Ayaki fronça le nez.

— Ce ne sont pas des oies. C’est un mot stupide. Je te l’ai dit. Ce sont des jojana.

Il rit, car nommer les choses était devenu une plaisanterie récurrente entre eux.

Brusquement, Mara fut glacée par un souvenir. Le père d’Ayaki avait été un véritable démon un arc entre les mains. Une note d’amertume teinta ses paroles lorsqu’elle déclara :

— Ayaki a hérité honnêtement de son don.

L’expression de Kevin s’assombrit, car Mara parlait rarement de Buntokapi, le fils anasati qu’elle avait épousé lors d’une manœuvre du grand jeu.

Le Midkemian chercha immédiatement à la distraire.

— Avons-nous le temps de faire une petite promenade près des pâturages ? Les jeunes needra sont maintenant suffisamment âgés pour jouer, et Ayaki et moi avons fait le pari qu’il ne pourrait pas les battre à la course.

Mara réfléchit un instant.

— Il n’y a rien au monde que je souhaite plus que de passer du temps avec vous deux, à regarder les jeux des needra.

Ayaki leva son arc au-dessus de sa tête et cria son approbation dans un grand élan d’enthousiasme, alors que Mara frappait dans ses mains pour que sa servante lui apporte des chaussons de marche.

— Partez, vous deux, dit-elle à son fils débordant de joie. Apportez vos jojana au cuisinier, et nous verrons si deux jambes sont plus rapides que six.

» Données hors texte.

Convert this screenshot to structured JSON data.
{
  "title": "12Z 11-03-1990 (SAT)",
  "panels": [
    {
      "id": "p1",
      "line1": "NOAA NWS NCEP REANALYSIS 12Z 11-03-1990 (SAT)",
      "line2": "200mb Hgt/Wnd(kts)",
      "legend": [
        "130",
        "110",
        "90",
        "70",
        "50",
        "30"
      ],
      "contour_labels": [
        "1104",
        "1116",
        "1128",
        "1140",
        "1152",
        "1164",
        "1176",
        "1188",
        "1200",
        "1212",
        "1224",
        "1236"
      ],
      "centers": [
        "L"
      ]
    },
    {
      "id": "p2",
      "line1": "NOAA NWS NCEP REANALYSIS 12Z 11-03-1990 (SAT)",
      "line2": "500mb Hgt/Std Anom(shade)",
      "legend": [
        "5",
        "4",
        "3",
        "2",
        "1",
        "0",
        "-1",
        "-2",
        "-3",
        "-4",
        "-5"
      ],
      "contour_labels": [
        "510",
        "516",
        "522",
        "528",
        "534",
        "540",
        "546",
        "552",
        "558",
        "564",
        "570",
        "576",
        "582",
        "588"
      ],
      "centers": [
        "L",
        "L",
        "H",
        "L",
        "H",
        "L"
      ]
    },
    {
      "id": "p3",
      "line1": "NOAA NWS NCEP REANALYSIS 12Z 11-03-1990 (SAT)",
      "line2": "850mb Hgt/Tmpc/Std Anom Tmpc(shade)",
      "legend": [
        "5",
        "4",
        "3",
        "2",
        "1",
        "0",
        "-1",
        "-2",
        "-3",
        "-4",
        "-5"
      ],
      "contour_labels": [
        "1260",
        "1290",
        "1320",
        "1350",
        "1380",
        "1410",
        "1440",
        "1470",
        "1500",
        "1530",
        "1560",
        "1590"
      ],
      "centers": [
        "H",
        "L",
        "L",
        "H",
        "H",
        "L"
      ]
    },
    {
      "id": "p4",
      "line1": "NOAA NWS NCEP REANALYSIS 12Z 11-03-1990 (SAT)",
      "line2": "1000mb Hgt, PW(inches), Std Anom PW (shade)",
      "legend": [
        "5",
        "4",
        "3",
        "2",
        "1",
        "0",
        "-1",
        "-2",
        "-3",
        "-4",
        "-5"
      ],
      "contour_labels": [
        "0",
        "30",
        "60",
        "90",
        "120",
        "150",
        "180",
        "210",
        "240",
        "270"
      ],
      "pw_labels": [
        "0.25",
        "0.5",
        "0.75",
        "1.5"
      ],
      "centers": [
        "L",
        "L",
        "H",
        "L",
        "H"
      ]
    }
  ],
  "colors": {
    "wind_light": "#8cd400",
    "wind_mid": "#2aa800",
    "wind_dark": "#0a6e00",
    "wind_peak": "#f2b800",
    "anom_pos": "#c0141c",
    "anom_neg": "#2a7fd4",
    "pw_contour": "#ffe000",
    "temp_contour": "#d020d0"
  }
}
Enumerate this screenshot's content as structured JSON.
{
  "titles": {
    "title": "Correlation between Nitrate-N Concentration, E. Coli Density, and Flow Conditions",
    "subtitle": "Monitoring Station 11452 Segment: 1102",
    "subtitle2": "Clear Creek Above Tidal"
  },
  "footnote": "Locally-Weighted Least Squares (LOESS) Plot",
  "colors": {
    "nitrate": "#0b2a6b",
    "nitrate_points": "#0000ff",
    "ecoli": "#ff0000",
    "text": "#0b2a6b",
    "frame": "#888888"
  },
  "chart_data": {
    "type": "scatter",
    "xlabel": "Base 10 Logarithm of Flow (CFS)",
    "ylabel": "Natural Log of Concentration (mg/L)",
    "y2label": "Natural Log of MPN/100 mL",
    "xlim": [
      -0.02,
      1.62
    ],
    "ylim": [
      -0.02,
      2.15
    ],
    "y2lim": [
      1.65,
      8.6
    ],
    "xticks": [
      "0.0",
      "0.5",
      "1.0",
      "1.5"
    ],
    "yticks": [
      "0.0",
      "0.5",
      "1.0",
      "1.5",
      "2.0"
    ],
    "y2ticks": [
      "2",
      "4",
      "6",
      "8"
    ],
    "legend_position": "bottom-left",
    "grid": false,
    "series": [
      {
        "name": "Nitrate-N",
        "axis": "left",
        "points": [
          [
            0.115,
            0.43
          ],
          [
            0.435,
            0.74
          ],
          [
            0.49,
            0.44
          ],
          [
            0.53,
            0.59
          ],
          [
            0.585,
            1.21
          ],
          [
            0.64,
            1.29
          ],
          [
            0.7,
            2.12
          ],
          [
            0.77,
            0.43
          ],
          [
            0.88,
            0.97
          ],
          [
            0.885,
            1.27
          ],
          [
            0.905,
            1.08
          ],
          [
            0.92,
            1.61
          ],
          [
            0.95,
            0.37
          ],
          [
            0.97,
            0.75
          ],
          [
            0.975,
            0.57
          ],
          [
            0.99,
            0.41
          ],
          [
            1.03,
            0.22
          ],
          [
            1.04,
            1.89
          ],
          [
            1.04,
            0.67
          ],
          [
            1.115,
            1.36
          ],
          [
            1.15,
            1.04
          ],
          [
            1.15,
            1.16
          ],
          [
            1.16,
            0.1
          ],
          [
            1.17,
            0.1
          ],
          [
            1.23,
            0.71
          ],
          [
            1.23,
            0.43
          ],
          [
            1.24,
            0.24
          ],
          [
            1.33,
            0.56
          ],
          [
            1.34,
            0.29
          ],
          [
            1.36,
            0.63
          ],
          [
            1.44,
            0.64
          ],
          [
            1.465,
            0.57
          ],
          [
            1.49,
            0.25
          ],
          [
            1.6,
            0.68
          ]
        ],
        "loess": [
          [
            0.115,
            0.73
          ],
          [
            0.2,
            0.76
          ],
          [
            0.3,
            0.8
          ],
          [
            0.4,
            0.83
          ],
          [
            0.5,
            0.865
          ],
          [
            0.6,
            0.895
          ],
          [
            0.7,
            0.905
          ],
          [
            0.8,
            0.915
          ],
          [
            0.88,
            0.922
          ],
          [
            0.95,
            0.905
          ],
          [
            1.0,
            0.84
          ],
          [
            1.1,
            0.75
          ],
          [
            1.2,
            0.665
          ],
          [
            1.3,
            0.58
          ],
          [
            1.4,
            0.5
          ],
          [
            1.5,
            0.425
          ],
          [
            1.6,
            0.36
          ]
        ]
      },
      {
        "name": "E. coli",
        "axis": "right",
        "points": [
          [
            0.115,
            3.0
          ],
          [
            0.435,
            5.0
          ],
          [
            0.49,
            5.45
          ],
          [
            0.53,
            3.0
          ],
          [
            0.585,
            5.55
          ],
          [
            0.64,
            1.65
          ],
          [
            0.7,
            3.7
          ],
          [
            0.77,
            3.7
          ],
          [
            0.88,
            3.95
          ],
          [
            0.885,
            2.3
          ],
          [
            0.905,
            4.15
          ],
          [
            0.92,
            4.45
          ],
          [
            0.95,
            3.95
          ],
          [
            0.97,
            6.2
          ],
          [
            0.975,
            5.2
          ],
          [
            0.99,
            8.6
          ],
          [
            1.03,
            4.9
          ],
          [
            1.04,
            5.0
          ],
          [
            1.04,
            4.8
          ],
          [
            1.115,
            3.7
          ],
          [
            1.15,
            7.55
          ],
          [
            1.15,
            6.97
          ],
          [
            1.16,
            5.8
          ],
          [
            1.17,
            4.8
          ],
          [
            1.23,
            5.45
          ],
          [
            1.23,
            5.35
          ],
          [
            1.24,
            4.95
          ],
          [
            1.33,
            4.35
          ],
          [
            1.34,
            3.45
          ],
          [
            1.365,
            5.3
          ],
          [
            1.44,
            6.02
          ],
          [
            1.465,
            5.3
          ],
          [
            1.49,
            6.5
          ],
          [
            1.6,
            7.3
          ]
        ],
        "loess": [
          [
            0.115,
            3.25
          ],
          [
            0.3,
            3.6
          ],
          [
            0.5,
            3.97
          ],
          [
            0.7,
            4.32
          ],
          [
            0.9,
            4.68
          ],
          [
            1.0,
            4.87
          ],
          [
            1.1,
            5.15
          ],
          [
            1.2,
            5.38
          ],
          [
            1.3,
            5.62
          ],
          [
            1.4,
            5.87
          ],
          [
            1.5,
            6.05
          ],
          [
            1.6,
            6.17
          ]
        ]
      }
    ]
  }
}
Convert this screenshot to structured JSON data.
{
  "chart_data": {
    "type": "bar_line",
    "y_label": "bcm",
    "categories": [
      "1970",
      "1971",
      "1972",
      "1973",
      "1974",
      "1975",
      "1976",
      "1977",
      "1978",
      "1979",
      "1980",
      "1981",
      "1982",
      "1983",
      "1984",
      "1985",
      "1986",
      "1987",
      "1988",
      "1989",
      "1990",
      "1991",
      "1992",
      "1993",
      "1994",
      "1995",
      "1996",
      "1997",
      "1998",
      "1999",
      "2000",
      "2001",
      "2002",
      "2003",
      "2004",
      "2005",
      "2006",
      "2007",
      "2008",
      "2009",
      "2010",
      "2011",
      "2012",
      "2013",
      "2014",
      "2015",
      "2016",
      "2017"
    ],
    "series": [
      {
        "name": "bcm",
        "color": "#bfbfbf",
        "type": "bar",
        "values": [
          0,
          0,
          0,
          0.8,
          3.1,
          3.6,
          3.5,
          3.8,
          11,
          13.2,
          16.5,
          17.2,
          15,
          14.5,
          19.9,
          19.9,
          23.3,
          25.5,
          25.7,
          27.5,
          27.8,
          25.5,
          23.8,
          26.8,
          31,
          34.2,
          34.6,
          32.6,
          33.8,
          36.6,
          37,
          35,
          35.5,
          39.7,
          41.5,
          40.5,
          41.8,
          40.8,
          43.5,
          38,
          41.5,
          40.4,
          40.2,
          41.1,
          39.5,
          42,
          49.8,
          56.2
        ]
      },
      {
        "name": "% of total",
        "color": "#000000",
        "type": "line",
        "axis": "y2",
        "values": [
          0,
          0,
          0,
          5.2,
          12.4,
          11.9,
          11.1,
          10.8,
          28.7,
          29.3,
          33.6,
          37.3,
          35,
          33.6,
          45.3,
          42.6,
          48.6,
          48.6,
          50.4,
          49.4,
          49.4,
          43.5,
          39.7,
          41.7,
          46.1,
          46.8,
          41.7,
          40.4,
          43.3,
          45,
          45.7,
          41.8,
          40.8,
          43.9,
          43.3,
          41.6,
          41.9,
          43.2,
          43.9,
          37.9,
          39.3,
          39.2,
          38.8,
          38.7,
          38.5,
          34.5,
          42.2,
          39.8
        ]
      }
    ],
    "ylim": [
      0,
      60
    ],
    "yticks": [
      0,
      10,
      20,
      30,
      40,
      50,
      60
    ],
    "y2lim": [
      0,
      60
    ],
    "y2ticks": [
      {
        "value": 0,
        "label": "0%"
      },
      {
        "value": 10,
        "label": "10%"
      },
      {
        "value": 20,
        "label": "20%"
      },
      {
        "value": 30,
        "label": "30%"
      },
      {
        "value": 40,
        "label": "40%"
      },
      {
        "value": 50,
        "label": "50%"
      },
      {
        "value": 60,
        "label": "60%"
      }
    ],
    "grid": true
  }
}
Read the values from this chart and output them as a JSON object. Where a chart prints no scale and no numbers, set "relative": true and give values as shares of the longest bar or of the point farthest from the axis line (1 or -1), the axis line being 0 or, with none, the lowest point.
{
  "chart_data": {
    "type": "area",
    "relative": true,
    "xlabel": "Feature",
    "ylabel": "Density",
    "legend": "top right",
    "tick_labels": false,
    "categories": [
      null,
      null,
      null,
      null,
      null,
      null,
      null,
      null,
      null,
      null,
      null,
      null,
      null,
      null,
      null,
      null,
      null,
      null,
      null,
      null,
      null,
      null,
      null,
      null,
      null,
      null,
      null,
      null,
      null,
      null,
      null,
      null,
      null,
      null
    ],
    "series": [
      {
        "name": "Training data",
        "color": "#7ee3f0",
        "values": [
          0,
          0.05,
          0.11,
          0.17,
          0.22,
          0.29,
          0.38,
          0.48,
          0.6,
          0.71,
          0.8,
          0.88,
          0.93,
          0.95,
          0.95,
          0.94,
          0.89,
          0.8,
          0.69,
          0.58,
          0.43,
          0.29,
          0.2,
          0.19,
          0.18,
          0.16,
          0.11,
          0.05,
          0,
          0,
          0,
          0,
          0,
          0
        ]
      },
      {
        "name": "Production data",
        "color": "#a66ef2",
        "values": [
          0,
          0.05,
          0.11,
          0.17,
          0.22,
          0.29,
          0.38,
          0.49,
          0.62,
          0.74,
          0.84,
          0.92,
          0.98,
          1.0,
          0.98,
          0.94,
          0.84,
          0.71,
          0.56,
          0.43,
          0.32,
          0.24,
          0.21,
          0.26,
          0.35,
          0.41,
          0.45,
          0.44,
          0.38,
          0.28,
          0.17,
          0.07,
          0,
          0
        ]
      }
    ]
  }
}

Alors que le garçon partait en sautillant sur le sentier, les deux oiseaux frappant maladroitement ses genoux, Kevin prit Mara dans ses bras et l’embrassa.

— Tu sembles soucieuse.

Irritée d’être aussi transparente à ses yeux, Mara répondit :

— Le grand-père d’Ayaki est malade. Cela m’inquiète.

Kevin caressa une mèche de cheveux rebelle et la replaça en arrière.

— Est-ce grave ?

— Apparemment non.

Mais Mara gardait les sourcils froncés.

Kevin sentit monter une angoisse intérieure, car l’inquiétude qu’éprouvait Mara pour la sécurité de son fils cachait un marécage de questions que tous deux préféraient ne pas aborder. Un jour, il le savait, elle devrait se marier, mais l’heure de cette union n’était pas encore venue.

— Oubliez vos soucis pour aujourd’hui, murmura-t-il. Vous méritez de prendre quelques heures pour vous-même, et votre fils ne restera pas très longtemps insouciant si sa mère ne peut pas lui consacrer un peu de temps pour jouer.

Mara lui rendit un sourire forcé.

— Alors, il vaut mieux que je retrouve mon appétit, conclut-elle. Sinon, une grande partie de cette viande de jojana durement gagnée ira nourrir les jiga.